Following arbitration the Claimants applied for an order that ICBC pay for their disbursements incurred in proving their damages claim. ICBC opposed arguing that the arbitrator “has no jurisdiction to award costs that would include legal fees ad disbursements in the Washington State action“. While arbitrator Camp agreed “with this bald assertion” he went on to find that he could award disbursements even for items initially used in the Washington State trial. In so concluding Arbitrator Camp provided the following reasons:
19. Dealing first with the issue of the nature of costs that I can properly award, I find that as a result of section 148.2(2) and section 148.2(3) of the Regulation, I am constrained to only awarding party and party costs and I am not permitted to award actual reasonable legal fees as specified in section 11(2)(a) of the Commercial Arbitration Act. The parties agreed that the jurisprudence stemming from the Rules pertaining to costs (now Rule 14) ought to be applied mutatis mutandus to the UMP arbitration process…
31. …An UMP arbitrator has a broad discretion to award party and party costs including reasonable disbursements that are utilized in the subject UMP arbitration process. This is the approach I adopt for the reasons that follow. The reasonable disbursements that I find are recoverable in these UMP proceedings find their genesis in the MVA which eventually gave rise to these arbitration proceedings. Yes many of these reasonable disbursements were used in the Washington State trial but they were also necessary and used in these UMP arbitration proceedings. There is no risk that there is any chance for double recovery of these disbursements by these claimants and I reiterate they are subject to the test of reasonableness.

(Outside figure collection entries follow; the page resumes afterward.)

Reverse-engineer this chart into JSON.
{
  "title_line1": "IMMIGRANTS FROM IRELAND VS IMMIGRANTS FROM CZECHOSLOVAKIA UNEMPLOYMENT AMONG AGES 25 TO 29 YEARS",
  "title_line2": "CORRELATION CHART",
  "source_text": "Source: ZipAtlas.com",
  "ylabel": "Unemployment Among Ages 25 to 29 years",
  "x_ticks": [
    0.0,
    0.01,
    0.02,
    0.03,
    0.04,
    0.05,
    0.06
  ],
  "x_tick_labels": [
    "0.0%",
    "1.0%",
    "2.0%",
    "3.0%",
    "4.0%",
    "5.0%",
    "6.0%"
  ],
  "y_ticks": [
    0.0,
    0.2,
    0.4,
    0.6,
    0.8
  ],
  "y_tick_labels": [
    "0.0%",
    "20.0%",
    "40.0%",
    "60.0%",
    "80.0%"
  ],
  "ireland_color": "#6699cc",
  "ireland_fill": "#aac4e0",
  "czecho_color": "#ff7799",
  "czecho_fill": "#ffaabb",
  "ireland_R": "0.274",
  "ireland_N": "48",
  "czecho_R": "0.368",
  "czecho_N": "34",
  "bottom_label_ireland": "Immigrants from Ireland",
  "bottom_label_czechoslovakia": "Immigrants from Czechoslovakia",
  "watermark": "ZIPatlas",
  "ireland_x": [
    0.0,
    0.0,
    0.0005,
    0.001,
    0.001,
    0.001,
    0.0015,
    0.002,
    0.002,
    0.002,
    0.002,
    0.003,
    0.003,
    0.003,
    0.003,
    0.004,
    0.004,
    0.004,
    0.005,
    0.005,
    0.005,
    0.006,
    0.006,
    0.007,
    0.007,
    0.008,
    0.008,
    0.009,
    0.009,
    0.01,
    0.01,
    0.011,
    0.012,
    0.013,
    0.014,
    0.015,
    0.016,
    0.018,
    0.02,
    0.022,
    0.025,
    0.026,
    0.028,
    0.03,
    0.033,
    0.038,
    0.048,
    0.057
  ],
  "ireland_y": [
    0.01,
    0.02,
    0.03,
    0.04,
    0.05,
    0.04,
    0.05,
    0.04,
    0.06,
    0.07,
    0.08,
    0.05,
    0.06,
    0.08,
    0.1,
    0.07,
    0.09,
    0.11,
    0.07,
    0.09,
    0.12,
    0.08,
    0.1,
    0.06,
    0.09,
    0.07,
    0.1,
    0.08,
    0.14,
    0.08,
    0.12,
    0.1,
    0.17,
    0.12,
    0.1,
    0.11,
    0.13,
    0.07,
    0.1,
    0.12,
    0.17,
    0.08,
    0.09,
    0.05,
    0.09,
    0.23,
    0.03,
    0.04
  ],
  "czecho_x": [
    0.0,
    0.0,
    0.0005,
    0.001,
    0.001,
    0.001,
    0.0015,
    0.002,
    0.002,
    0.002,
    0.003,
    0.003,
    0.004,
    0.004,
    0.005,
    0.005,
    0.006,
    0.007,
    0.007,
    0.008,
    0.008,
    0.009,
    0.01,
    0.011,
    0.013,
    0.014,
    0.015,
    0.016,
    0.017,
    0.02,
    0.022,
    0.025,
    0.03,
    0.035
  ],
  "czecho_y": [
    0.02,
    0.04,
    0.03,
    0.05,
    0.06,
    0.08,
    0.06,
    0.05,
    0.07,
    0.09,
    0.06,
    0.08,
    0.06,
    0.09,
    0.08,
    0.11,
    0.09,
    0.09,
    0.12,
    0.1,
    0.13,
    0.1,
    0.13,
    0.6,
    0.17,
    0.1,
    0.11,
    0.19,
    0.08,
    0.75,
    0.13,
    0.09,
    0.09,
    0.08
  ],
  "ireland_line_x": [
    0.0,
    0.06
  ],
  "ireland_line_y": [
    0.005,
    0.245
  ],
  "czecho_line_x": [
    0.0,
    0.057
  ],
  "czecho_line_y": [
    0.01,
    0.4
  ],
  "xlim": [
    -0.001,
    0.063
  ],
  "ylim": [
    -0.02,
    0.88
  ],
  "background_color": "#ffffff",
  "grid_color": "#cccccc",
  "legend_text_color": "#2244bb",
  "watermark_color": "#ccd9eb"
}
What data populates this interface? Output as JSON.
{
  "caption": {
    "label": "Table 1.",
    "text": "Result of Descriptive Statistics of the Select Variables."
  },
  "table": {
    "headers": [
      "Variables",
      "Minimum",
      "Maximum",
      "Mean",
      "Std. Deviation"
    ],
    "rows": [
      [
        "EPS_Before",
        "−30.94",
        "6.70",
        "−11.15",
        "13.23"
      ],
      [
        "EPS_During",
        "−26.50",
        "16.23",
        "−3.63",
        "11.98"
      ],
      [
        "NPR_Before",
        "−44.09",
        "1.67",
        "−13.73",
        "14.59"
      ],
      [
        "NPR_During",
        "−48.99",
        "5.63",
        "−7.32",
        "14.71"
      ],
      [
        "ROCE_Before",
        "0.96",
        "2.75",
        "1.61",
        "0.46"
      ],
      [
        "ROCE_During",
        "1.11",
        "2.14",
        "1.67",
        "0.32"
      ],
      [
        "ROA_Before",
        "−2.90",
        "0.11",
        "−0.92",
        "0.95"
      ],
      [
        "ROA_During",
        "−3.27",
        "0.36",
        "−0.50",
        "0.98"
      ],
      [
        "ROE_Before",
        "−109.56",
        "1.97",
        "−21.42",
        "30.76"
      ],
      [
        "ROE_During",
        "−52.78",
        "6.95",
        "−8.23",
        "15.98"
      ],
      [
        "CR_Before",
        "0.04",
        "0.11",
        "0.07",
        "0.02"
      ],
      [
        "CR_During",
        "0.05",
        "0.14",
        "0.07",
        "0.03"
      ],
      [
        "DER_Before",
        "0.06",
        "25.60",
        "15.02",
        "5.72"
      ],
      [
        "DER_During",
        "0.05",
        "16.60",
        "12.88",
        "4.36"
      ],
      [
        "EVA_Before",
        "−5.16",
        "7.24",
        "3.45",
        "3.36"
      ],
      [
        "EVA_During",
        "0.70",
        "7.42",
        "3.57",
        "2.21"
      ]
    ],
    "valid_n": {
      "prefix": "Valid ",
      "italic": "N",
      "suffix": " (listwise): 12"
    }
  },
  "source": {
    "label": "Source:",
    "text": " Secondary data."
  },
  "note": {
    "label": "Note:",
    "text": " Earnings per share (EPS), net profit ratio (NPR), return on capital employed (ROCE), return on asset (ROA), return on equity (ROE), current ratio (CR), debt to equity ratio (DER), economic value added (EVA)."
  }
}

32. Finally, Mr. Mersey made the argument that any award of party and party costs and reasonable disbursements are governed by Washington State law which, as noted above, severely restrains recoverable costs and disbursements relative to the law of British Columbia. I disagree. In my view there is no connection between entitlement of UMP claimants to party and party costs and reasonable disbursements pursuant to the British Columbia provisions of the Regulation and the Commercial Arbitration Act and the Rules of Procedure for Domestic Commercial Arbitration, and the provisions of Washington State law which severely restrains recoverable costs and disbursements. I am bound to adhere to the former.